【第6回】明治陸軍の国土防衛とプロシア式戦術(その1)
▽ ごあいさつ 

 日本兵法研究会会長の家村です。前回(第5回)の記事「日本陸軍の対上陸作戦思想の背景 ─ 吉田松陰の黒船撃滅作戦」に関して、Hatikenzan88様からおたよりをいただきました。 

 (引用開始) 

『家村先生へ 

 吉田松陰先生が 嘆願書をもって黒船にのりこもうと行動した理由がいまひとつ解りませんでしたが、家村先生の解釈のほうが松陰先生の意思だったのでしょうか?。それと、ペリーのルートがバルチック艦隊とおなじとは知りませんでした。なんで、白人達は、遠回りしてでも、この小さい日本に興味があるのでしょうか。それにしても、日本が欧米の植民地にならなくてよかったですね。白人からうやうやしくチップをもらう風習は植民地の名残りですね。松陰先生につきましては、「留魂録」を読んで惜しい日本人をなくしたと思いました。 

   敬具』 

 (引用おわり) 

 江戸時代の日本人が皆、黒船に恐れをなして怯えていたというのは、正しい歴史認識ではありません。江戸湾にいきなり現れた黒船に多くの庶民や武士たちが驚いたのは事実としても、当時の武士たちは現代の政治家よりもはるかに優れた智略や戦略眼、それに基づく政治・外交力を持っていました。それは、彼らが「兵法」を学んでいたからです。 

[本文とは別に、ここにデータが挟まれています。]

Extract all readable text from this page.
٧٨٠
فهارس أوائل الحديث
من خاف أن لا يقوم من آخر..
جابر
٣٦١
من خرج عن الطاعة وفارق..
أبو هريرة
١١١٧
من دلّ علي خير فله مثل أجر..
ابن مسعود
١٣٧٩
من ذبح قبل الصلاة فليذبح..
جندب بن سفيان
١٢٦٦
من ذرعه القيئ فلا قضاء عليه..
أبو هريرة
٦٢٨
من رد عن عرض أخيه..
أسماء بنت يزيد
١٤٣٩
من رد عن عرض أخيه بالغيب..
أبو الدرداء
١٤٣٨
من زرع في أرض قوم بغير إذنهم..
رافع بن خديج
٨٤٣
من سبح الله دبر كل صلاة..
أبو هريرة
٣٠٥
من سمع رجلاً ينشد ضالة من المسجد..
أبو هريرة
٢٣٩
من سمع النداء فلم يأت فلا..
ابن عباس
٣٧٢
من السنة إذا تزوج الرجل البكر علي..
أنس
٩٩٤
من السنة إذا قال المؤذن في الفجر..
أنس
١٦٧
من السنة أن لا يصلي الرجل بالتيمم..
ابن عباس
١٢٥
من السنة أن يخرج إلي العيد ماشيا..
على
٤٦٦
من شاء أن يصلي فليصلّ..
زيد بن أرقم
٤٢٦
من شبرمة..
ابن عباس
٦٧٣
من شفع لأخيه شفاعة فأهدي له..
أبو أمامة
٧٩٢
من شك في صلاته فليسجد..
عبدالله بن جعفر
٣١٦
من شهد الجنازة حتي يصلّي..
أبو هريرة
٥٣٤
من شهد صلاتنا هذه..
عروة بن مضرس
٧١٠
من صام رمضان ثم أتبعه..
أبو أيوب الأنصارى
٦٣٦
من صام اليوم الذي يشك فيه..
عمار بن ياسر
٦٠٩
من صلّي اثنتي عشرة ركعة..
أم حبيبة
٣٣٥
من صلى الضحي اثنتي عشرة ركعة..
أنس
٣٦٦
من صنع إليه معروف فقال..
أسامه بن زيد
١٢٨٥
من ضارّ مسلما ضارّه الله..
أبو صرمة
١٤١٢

 つまり、儒学などを学び、天下泰平の世にあっては行政的な仕事ばかりしていた武士階層には、武術や兵法という軍事的素養がしっかり備わっており、それゆえ常に「敵を意識」して判断し、行動することが習性化されていたということです。 

 松陰先生が書残された「留魂録」から、私たちは今日、吉田松陰という人物を優れた思想家・教育者として捉えがちですが、その前に優れた兵法家であったという事実にもっと着目すべきでしょう。 

 ペリーの航海ルートは、当時、米国の主要港湾が東海岸にあり、しかもパナマ運河が開通していなかったことから、必然的にこうなったのだと考えます。ちなみに、パナマ運河の開通はペリー来航から60年後の1914年でした。 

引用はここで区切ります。